- Major cult center: Ugarit

= Kinnaru =

Ugaritic god representing a deified instrument

Kinnaru (𐎋𐎐𐎗, knr) was an Ugaritic god who functioned as the deification of a string instrument, most likely the lyre. He is sparsely attested in the Ugaritic texts, appearing only in a handful of god lists and offering lists. He is entirely absent from known myths. It is sometimes assumed that a mythical king of Cyprus mentioned in the Iliad, Cinyras, was derived from him.

==Name and character==
The Ugaritic word knr, as of 1999 attested six times in known Ugaritic texts, functioned both as an ordinary noun referring to a string instrument and as the name of the god Kinnaru, its deification. It is likely that the sound of the instrument was imagined to be the voice of the corresponding god. It is sometimes considered uncertain if kinnaru was a harp or a lyre, but Dennis Pardee considers the latter option to be correct, as does Gabriele Theuer. Cognates of its name are also attested in other Semitic languages, for example in Eblaite (kinnārum) and Hebrew (kinnor).

In a single case, the name of Kinnaru is rendered in standard syllabic cuneiform as ^{d.giš}ki-na-rum.
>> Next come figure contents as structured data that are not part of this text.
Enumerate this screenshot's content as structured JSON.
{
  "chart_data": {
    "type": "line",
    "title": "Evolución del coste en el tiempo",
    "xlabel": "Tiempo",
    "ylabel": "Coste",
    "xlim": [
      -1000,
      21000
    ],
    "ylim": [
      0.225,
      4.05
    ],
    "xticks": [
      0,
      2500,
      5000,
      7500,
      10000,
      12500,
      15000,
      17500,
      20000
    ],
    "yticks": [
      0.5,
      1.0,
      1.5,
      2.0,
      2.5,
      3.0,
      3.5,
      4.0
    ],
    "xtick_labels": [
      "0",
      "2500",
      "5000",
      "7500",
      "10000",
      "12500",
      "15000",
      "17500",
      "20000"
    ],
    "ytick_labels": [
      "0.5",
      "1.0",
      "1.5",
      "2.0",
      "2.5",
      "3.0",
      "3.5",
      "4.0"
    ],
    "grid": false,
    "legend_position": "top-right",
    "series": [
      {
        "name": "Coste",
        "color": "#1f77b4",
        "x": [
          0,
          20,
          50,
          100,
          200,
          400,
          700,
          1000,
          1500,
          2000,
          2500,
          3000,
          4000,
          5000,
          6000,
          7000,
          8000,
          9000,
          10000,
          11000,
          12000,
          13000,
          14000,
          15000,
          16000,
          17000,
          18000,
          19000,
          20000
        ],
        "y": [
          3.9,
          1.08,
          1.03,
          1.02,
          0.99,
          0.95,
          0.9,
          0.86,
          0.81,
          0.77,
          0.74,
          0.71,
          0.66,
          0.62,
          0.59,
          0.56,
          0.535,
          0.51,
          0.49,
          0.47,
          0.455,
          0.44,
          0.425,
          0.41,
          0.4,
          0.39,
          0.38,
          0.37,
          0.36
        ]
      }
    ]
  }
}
The first of the two determinatives, dingir, indicates it was the name of a deity, while the second, giš, designated wooden objects, among them string instruments. It is possible that rendering the name phonetically, rather than using the Sumerian term balaĝ attested as the equivalent of the word kinnaru elsewhere, was meant to highlight the god's strictly local character. No instruments other than the kinnaru were deified in Ugaritic religion. However, multiple deities representing various musical instruments are known from elsewhere in the Ancient Near East, one well attested example being the Mesopotamian goddess Ninigizibara.

The proposal that the toponym Kinneret might be an indication that a female deification of the kinnar was worshiped outside Ugarit is not considered plausible due to lack of evidence in textual sources.

==In the Ugaritic texts==
In one of the lists of deities, Kinnaru appears near the end, after Yam (the god of the sea) and Uṯḫatu (the deification of a ritual censer). He also appears alongside the latter in another list, written in the syllabic cuneiform script. Another text attests that he received a ram as offering after Uṯḫatu. Their juxtaposition might reflect the fact that both of them were divine representations of tools frequently employed during religious ceremonies.
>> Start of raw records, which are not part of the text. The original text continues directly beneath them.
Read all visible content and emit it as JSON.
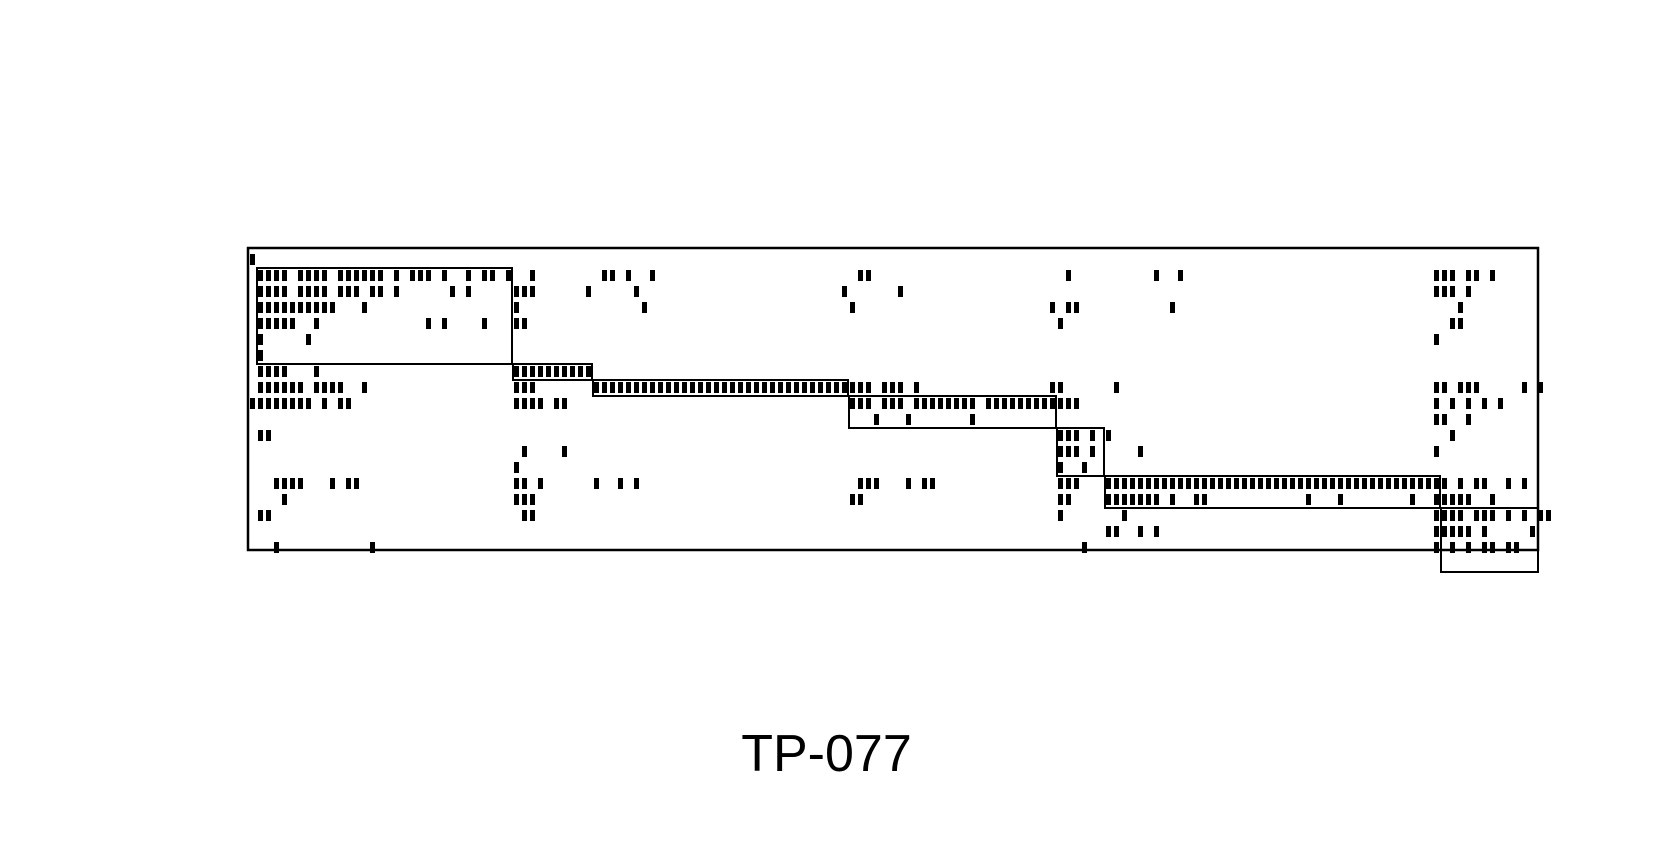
{
  "caption": "TP-077",
  "colors": {
    "ink": "#000000",
    "background": "#ffffff"
  },
  "matrix": {
    "type": "sparse-block-matrix",
    "n_rows": 19,
    "n_cols": 162,
    "blocks": [
      {
        "rows": [
          1,
          6
        ],
        "cols": [
          1,
          32
        ]
      },
      {
        "rows": [
          7,
          7
        ],
        "cols": [
          33,
          42
        ]
      },
      {
        "rows": [
          8,
          8
        ],
        "cols": [
          43,
          74
        ]
      },
      {
        "rows": [
          9,
          10
        ],
        "cols": [
          75,
          100
        ]
      },
      {
        "rows": [
          11,
          13
        ],
        "cols": [
          101,
          106
        ]
      },
      {
        "rows": [
          14,
          15
        ],
        "cols": [
          107,
          148
        ]
      },
      {
        "rows": [
          16,
          19
        ],
        "cols": [
          149,
          162
        ]
      }
    ],
    "rows": [
      {
        "segments": [
          [
            0,
            0
          ]
        ]
      },
      {
        "segments": [
          [
            1,
            4
          ],
          [
            6,
            9
          ],
          [
            11,
            16
          ],
          [
            18,
            18
          ],
          [
            20,
            22
          ],
          [
            24,
            24
          ],
          [
            27,
            27
          ],
          [
            29,
            30
          ],
          [
            32,
            32
          ],
          [
            35,
            35
          ],
          [
            44,
            45
          ],
          [
            47,
            47
          ],
          [
            50,
            50
          ],
          [
            76,
            77
          ],
          [
            102,
            102
          ],
          [
            113,
            113
          ],
          [
            116,
            116
          ],
          [
            148,
            150
          ],
          [
            152,
            153
          ],
          [
            155,
            155
          ]
        ]
      },
      {
        "segments": [
          [
            1,
            4
          ],
          [
            6,
            9
          ],
          [
            11,
            13
          ],
          [
            15,
            16
          ],
          [
            18,
            18
          ],
          [
            25,
            25
          ],
          [
            27,
            27
          ],
          [
            33,
            35
          ],
          [
            42,
            42
          ],
          [
            48,
            48
          ],
          [
            74,
            74
          ],
          [
            81,
            81
          ],
          [
            148,
            150
          ],
          [
            152,
            152
          ]
        ]
      },
      {
        "segments": [
          [
            1,
            10
          ],
          [
            14,
            14
          ],
          [
            33,
            33
          ],
          [
            49,
            49
          ],
          [
            75,
            75
          ],
          [
            100,
            100
          ],
          [
            102,
            103
          ],
          [
            115,
            115
          ],
          [
            151,
            151
          ]
        ]
      },
      {
        "segments": [
          [
            1,
            5
          ],
          [
            8,
            8
          ],
          [
            22,
            22
          ],
          [
            24,
            24
          ],
          [
            29,
            29
          ],
          [
            33,
            34
          ],
          [
            101,
            101
          ],
          [
            150,
            151
          ]
        ]
      },
      {
        "segments": [
          [
            1,
            1
          ],
          [
            7,
            7
          ],
          [
            148,
            148
          ]
        ]
      },
      {
        "segments": [
          [
            1,
            1
          ]
        ]
      },
      {
        "segments": [
          [
            1,
            4
          ],
          [
            8,
            8
          ],
          [
            33,
            42
          ]
        ]
      },
      {
        "segments": [
          [
            1,
            6
          ],
          [
            8,
            10
          ],
          [
            11,
            11
          ],
          [
            14,
            14
          ],
          [
            33,
            35
          ],
          [
            43,
            74
          ],
          [
            75,
            77
          ],
          [
            79,
            81
          ],
          [
            83,
            83
          ],
          [
            100,
            101
          ],
          [
            108,
            108
          ],
          [
            148,
            149
          ],
          [
            151,
            153
          ],
          [
            159,
            159
          ],
          [
            161,
            161
          ]
        ]
      },
      {
        "segments": [
          [
            0,
            4
          ],
          [
            5,
            7
          ],
          [
            9,
            9
          ],
          [
            11,
            12
          ],
          [
            33,
            36
          ],
          [
            38,
            39
          ],
          [
            75,
            77
          ],
          [
            79,
            81
          ],
          [
            83,
            90
          ],
          [
            92,
            100
          ],
          [
            101,
            103
          ],
          [
            148,
            148
          ],
          [
            150,
            150
          ],
          [
            152,
            152
          ],
          [
            154,
            154
          ],
          [
            156,
            156
          ]
        ]
      },
      {
        "segments": [
          [
            78,
            78
          ],
          [
            82,
            82
          ],
          [
            90,
            90
          ],
          [
            148,
            149
          ],
          [
            152,
            152
          ]
        ]
      },
      {
        "segments": [
          [
            1,
            2
          ],
          [
            101,
            103
          ],
          [
            105,
            105
          ],
          [
            107,
            107
          ],
          [
            150,
            150
          ]
        ]
      },
      {
        "segments": [
          [
            34,
            34
          ],
          [
            39,
            39
          ],
          [
            101,
            103
          ],
          [
            105,
            105
          ],
          [
            111,
            111
          ],
          [
            148,
            148
          ]
        ]
      },
      {
        "segments": [
          [
            33,
            33
          ],
          [
            101,
            101
          ],
          [
            104,
            104
          ]
        ]
      },
      {
        "segments": [
          [
            3,
            6
          ],
          [
            10,
            10
          ],
          [
            12,
            13
          ],
          [
            33,
            34
          ],
          [
            36,
            36
          ],
          [
            43,
            43
          ],
          [
            46,
            46
          ],
          [
            48,
            48
          ],
          [
            76,
            78
          ],
          [
            82,
            82
          ],
          [
            84,
            85
          ],
          [
            101,
            103
          ],
          [
            107,
            148
          ],
          [
            149,
            149
          ],
          [
            151,
            151
          ],
          [
            153,
            154
          ],
          [
            157,
            157
          ],
          [
            159,
            159
          ]
        ]
      },
      {
        "segments": [
          [
            4,
            4
          ],
          [
            33,
            35
          ],
          [
            75,
            76
          ],
          [
            101,
            102
          ],
          [
            107,
            113
          ],
          [
            115,
            115
          ],
          [
            118,
            119
          ],
          [
            132,
            132
          ],
          [
            136,
            136
          ],
          [
            145,
            145
          ],
          [
            148,
            152
          ],
          [
            155,
            155
          ]
        ]
      },
      {
        "segments": [
          [
            1,
            2
          ],
          [
            34,
            35
          ],
          [
            101,
            101
          ],
          [
            109,
            109
          ],
          [
            148,
            151
          ],
          [
            153,
            155
          ],
          [
            157,
            157
          ],
          [
            159,
            159
          ],
          [
            161,
            162
          ]
        ]
      },
      {
        "segments": [
          [
            107,
            108
          ],
          [
            111,
            111
          ],
          [
            113,
            113
          ],
          [
            148,
            152
          ],
          [
            154,
            154
          ],
          [
            160,
            160
          ]
        ]
      },
      {
        "segments": [
          [
            3,
            3
          ],
          [
            15,
            15
          ],
          [
            104,
            104
          ],
          [
            148,
            148
          ],
          [
            150,
            150
          ],
          [
            152,
            152
          ],
          [
            154,
            155
          ],
          [
            157,
            158
          ]
        ]
      }
    ]
  }
}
Kinnaru is absent from known Ugaritic myths, though the ordinary noun knr does occur in them. John Franklin additionally argues that it is not impossible a nameless god who in the Baal Cycle signs the praise for Baal might be Kinnaru, arguing that no other members of the Ugaritic pantheon appear to be associated with music. However, said deity plays the cymbals, not a string instrument.

== Kinnaru and Kothar ==
Kinnaru and Kothar-wa-Khasis were seen as two distinct gods at Ugarit, but some of their functions overlapped. Yet outside of Ugarit, they could have been seen as the same god, by analogy with Philo’s Phoenician god Khousor. This is argued by Franklin, who sees Kinnaru as "a musical brother" of Kothar. Franklin also points out that, at Ugarit, "the Rāp’iu text suggests a ‘familiar’ relationship between Kothar and kinnāru/Kinnaru, the former apparently enjoying the more prominent position."

== Kinnaru and Cinyras ==
A connection between the Ugaritic Kinnaru and the mythical king of Cyprus, Cinyras (Kinyras), has been postulated as far back as James Frazer in 1914, and by others before him. Although J. P. Brown in 1965 cast some doubt in this area, the subsequent discoveries in Ugarit made the connection even more probable.

Cinyras is mentioned in the Iliad, which gives him a Bronze Age pedigree. Although the most detailed known account of this figure was only compiled by Eustathius of Thessalonica in the twelfth century CE, a lot more is known about him now from various Semitic sources. While only a small number of the older sources link Cinyras with music, classicist John Franklin's extensive study has filled in some of the missing links in this area.

Proponents of the view that he is related to the Ugaritic Kinnaru point at the political relations between Ugarit and Alashiya (Cyprus) in the Bronze Age, which might have made the transfer of Kinnaru possible. As an extension of this theory, it has been argued that the juxtaposition of Kinnaru and Uṯḫatu (the Divine Censer) in Ugaritic documents might be reflected in Kinyras' association with Myrrha.

== In the Bible ==
According to Nicolas Wyatt, it is possible that a handful of verses in the Hebrew Bible, specifically in Psalm 49 and Psalm 57, preserve a distant reflection of the worship of a deified lyre analogous to Ugaritic Kinnaru, though neither composition directly refers to such a figure.